Le scandale de la glycérine de contrebande (la Chine nous empoisonne suite)

Publié le par Vuille

C'est pire que tout. Inimaginable. Mais j'ai beau le hurler dans mon mégaphone, tout le monde s'en fiche puisque seul des Chinois et des pauvres de pays du tiers monde sont (pour l'instant) touchés.

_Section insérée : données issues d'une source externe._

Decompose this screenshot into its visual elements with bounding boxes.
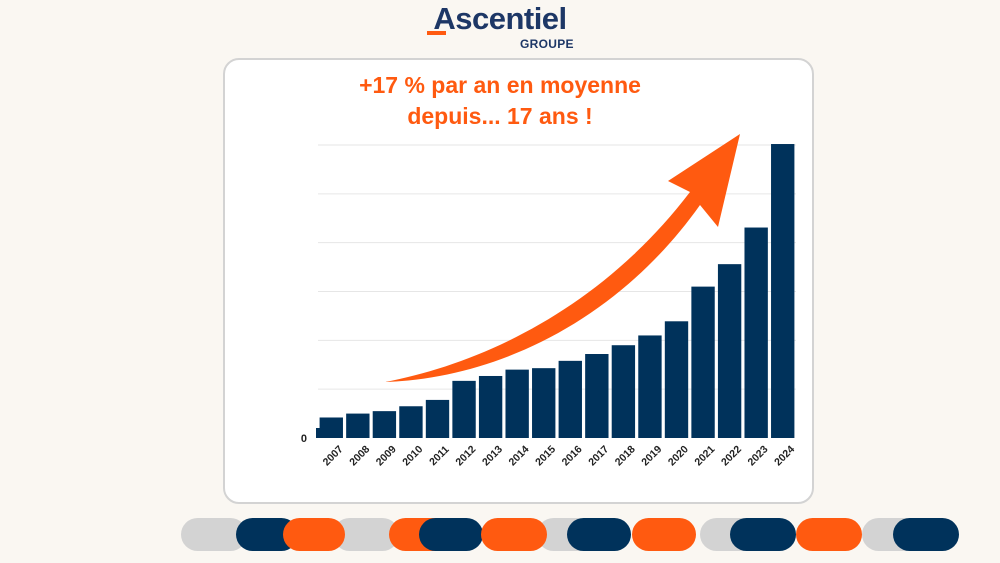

Après la mélamine dans les farines alimentaires, des hommes d'affaires et industriels chinois ont tué et tuent des milliers de personnes chaque année en vendant des produits qui n'ont pas les qualités chimiques qu'ils prétendent avoir. Faute de réglementation et d'organismes étatiques non corrompus, la jungle néo-capitaliste qui règne en Chine laisse faire tout et n'importe quoi.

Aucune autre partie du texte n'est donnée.